In 1797, Herz Jakob Kitzinger from Augsburg founded the first coffee
house in Vorarlberg. The "Kitzinger Coffee House" was soon a meeting
place for a wide variety of Israelite social groups. In 1813, Jewish
citizens founded the reading society in this house. The community
grew continuously until the first half of the 19th century, with the
number of Jewish residents reaching its peak in 1862 with 564
people. The basic state laws of 1867 and the associated free choice
of residence for Jews then led to a strong emigration to surrounding
cities, so that in 1890 only 118 Jews lived in the city.
In
1935 the Jewish community had only 35 members. In 1938 after the
annexation of Austria, Jewish property was "Aryanized" by the
Hohenems community. This was followed by the forced dissolution of
the religious community in 1940 and the deportation of remaining
community members to the extermination and concentration camps.

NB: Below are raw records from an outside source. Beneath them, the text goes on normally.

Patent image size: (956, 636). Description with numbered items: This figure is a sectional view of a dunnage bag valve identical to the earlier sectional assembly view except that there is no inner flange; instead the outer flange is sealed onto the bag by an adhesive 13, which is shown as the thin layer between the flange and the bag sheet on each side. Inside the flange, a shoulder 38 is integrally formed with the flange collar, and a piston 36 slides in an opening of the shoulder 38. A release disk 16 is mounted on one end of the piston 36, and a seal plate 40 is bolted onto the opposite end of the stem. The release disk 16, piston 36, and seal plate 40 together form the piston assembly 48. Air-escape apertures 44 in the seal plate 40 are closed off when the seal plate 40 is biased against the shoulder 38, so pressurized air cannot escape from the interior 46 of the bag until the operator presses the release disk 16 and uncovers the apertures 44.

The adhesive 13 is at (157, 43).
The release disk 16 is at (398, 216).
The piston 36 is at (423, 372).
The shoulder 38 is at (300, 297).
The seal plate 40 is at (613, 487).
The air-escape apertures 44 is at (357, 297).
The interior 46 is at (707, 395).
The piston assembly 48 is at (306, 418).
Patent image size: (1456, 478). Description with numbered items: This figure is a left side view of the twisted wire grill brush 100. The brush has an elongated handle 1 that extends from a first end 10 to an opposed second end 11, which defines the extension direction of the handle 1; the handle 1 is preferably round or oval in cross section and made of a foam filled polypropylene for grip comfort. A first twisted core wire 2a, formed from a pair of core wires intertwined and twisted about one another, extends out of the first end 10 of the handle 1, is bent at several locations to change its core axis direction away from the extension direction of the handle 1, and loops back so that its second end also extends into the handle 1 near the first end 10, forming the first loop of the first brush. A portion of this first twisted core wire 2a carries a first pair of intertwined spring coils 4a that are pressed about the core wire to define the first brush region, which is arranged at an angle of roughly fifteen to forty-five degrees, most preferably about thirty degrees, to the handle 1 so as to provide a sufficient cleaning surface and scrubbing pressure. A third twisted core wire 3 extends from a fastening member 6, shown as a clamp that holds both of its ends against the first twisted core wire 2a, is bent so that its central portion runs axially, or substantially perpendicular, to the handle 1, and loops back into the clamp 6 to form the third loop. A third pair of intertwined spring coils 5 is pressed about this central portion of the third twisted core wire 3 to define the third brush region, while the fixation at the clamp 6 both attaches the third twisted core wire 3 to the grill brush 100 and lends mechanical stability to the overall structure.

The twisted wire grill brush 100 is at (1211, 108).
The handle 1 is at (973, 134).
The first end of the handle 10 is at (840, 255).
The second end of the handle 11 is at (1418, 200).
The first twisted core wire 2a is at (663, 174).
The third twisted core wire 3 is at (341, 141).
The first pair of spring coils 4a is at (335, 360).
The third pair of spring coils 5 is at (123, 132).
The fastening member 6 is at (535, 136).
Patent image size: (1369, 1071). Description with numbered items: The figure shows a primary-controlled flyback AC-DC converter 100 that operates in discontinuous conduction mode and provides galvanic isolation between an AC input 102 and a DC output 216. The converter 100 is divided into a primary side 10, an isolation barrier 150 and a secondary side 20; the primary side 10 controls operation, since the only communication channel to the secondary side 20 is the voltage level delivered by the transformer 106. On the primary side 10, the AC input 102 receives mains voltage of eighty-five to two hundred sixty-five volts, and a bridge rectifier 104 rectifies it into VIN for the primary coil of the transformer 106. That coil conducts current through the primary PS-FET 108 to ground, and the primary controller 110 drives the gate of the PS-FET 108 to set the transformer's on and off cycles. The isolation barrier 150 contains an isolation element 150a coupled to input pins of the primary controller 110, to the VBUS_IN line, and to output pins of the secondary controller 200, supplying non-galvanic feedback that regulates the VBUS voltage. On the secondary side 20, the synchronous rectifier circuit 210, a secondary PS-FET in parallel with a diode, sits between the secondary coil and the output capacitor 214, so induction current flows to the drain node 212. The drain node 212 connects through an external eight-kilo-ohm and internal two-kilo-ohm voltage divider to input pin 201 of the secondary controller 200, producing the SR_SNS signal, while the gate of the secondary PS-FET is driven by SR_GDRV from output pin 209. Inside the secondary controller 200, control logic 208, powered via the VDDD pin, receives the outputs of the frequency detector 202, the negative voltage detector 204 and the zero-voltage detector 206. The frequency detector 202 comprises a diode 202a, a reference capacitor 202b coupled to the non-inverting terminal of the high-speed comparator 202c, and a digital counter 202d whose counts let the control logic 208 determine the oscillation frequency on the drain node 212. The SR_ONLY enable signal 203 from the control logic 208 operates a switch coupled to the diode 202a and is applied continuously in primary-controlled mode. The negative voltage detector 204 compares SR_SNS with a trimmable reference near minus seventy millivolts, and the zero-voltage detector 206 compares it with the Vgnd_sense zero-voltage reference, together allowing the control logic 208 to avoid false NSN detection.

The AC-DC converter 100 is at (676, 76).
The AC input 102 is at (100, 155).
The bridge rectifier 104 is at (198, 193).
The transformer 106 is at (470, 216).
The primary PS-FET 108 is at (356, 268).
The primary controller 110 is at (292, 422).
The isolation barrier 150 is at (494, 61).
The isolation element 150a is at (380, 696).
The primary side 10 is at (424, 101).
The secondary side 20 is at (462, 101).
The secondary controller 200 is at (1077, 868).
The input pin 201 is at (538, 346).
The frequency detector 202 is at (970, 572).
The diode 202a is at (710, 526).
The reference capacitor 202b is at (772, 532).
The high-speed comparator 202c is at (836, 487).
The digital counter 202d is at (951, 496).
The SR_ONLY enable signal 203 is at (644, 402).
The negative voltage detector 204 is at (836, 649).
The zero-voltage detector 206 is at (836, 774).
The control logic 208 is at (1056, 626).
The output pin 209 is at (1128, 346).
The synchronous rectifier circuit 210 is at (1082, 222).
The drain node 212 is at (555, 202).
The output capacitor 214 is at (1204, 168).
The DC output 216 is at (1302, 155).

Frieda Nagelberg was the last Jew to be deported from Vorarlberg on
February 25, 1942.
After the end of the Second World War in
1945, Jewish Displaced Persons (DPs) were temporarily resettled.
None of the former parishioners returned.
After 1945, the
Hohenems community acquired the synagogue properties from the
Innsbruck IKG in order to convert them into a fire station. The
rabbinate house next to it was demolished. Due to the great
commitment of the St. Gallen community, it was possible to prevent
the tombstones from being removed from the cemetery and pencils made
from the old cedars. The cemetery itself should have been used for
planting Christmas trees. (Dreier 1988: 232 f.)
Gad Hugo
Sella, who was born Hugo Silberstein in Innsbruck in 1912 and was
able to leave Austria on time in 1938, describes his experiences in
an on-site report from 1977:
“Apart from the cemetery, nothing
remains of the flourishing Jewish community in Hohenems. […] The
synagogue, a large building in which the word of God was preached
for centuries, has become a tool shed for the Hohenems fire brigade,
truly blasphemy for which there is no excuse. Hohenems is also free
from Jews today. "
- Gad Hugo Sella: quoted in: Dreier 1988:
228 f.
20th century
With the Diepoldsau Rhine breakthrough
and the regulation of the Rhine in 1923, the centuries-old danger of
flooding ended and further settlement of the valley floor was made
possible.
In 1983 Hohenems was elevated to the status of town
by the Vorarlberg state government on the occasion of the 650th
anniversary of the town charter from 1333.
In 1998, the first
Vorarlberg crematorium was put into operation in Hohenems.